ABC and NBC covered the Lugar speech from Capitol Hill. CBS assigned it to Jim Axelrod at the White House. He reported that President George Bush had requested his fellow Republicans "not to call for troop withdrawals before September." Once Lugar did, George Voinovich of Ohio followed suit. Now "the White House is going to keep a very close eye on Sen John Warner." The former Chairman of the Armed Services Committee had this to say of Lugar's speech: "I hail what he did." In the halls of the Capitol, ABC's Jake Tapper (subscription required) speculated that it might "serve as a tipping point for his fellow Republicans to abandon the President on the war" and NBC's Chip Reid said Lugar's speech "could be a political turning point." On the other hand, Reid offered the White House response: "Republicans are free to disagree but the troop surge will continue."

ABC, which had Bob Woodruff cover the humanitarian crisis of two million Iraqi refugees from the Middle East last week, turned to a solitary contrary anecdote to close its newscast. David Muir introduced us to Khalid Abood, a military interpreter for the Marine Corps in Fallujah. A wanted man in Iraq for his collaboration with US occupation forces, his USMC officer, Capt Zachary Ischol, lobbied for political asylum for Abood, including testimony on his behalf before Congress. After six months, the State Department relented, and Ischol met his former comrade at New York City's JFK Airport. First on the agenda is a visit to the Statue of Liberty.

FREED INFORMATION This was a banner day for the National Security Archive as the Central Intelligence Agency delivered up its Family Jewels. That is the nickname for the 700-page dossier detailing CIA abuses during the '60s and '70s, "the dark side of the Cold War," as CBS' David Martin put it. Thomas Blanton, who runs the archive, filed a Freedom of Information Act request for the documents 15 years ago. NBC's Pete Williams previewed their publication last Friday. Now the unredacted parts can be read, Blanton is "ecstatic," Martin observed. ABC assigned the story to Nightline anchor Terry Moran (subscription required). He detailed assassination plots against the presidents of Cuba, the Dominican Republic and South Vietnam: "the nation's top spies were essentially running amok." Moran offered the "bizarre" too.

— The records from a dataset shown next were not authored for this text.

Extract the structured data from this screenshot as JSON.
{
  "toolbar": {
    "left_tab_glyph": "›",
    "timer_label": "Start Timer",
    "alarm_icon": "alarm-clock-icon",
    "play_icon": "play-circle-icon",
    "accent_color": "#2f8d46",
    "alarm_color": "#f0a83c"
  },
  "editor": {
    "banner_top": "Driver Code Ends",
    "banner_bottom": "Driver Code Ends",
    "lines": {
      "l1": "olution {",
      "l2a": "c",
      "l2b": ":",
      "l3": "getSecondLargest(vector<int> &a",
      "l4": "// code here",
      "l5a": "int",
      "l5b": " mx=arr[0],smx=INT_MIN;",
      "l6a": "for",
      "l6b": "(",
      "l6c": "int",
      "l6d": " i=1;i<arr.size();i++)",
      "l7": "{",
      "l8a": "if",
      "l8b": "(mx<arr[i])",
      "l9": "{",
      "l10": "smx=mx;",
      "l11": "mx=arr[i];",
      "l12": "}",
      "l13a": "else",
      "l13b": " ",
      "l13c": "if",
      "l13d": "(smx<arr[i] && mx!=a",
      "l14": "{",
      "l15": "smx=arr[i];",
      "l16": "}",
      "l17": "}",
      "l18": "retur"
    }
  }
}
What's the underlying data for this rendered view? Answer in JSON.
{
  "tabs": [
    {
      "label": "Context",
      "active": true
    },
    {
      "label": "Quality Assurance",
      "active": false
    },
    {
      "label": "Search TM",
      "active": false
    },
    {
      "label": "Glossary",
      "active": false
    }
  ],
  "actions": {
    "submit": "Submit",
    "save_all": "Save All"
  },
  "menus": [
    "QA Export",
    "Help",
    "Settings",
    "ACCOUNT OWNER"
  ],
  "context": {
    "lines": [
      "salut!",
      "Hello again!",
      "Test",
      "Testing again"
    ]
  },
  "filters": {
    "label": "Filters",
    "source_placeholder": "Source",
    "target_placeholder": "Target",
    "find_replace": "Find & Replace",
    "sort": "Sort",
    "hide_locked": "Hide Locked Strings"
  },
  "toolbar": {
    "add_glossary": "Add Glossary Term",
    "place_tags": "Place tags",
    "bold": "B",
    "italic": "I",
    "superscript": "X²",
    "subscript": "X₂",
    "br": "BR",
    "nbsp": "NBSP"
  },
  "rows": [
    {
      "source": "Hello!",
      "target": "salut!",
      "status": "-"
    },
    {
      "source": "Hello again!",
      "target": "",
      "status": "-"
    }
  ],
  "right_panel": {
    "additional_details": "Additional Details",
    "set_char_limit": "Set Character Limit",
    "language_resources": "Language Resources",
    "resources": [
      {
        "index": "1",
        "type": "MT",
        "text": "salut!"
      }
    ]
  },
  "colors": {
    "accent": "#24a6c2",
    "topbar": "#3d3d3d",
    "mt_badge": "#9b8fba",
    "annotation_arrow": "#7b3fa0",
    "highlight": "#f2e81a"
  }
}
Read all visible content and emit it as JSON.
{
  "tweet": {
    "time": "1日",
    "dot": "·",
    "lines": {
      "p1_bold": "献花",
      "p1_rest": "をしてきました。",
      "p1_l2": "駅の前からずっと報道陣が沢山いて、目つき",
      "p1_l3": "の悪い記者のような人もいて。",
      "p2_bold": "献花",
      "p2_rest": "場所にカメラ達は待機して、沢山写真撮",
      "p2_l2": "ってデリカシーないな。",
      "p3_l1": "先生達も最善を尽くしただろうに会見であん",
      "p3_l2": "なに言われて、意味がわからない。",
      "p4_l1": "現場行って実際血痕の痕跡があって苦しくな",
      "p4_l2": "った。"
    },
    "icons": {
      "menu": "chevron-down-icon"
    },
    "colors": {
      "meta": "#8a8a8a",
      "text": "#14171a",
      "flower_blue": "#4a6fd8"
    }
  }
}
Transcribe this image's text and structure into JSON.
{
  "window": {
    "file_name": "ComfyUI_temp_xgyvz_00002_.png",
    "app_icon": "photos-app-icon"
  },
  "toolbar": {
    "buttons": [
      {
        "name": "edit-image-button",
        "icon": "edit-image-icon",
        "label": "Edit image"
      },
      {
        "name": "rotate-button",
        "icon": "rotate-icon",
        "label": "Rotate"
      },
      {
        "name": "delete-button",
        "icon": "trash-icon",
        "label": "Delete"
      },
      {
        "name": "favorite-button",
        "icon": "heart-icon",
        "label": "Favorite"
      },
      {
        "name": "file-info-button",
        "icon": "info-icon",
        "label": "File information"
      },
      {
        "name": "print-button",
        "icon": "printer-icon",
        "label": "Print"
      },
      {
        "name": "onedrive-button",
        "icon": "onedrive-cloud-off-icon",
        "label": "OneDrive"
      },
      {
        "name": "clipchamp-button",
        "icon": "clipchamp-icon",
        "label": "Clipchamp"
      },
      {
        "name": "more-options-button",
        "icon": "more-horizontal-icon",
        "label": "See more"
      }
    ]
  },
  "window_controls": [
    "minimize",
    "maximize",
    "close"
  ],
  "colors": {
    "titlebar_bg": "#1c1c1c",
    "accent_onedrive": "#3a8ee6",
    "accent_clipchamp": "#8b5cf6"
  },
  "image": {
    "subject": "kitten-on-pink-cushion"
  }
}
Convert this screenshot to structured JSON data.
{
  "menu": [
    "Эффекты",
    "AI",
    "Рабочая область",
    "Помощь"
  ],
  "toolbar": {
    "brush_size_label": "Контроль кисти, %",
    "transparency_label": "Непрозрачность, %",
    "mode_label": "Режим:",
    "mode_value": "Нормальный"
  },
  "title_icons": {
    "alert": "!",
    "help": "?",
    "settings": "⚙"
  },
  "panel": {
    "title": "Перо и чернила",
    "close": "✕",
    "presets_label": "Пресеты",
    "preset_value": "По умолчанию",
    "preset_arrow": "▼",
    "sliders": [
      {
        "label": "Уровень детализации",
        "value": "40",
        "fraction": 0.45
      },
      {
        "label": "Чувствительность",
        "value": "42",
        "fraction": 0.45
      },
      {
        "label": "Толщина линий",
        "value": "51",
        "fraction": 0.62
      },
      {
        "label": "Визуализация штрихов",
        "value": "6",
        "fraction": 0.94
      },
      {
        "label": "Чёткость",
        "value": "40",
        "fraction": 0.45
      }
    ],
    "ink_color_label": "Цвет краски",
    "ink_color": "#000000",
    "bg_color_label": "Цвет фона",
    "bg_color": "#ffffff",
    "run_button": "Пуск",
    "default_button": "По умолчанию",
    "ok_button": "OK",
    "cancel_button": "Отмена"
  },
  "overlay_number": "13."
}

The CIA tried to wiretap comedian Dan Rowan in Las Vegas because one of the agency's mobster associates "thought Rowan was getting too friendly with his girlfriend." Moran illustrated the CIA's surveillance of inside-the-Beltway journalists with file footage of a hirsute Brit Hume, the onetime ABC newsman, now Fox News Channel anchor.

Moran cautioned against assuming that everything now is copacetic: "The CIA is running secret prisons, using coercive techniques like waterboarding," he reminded us.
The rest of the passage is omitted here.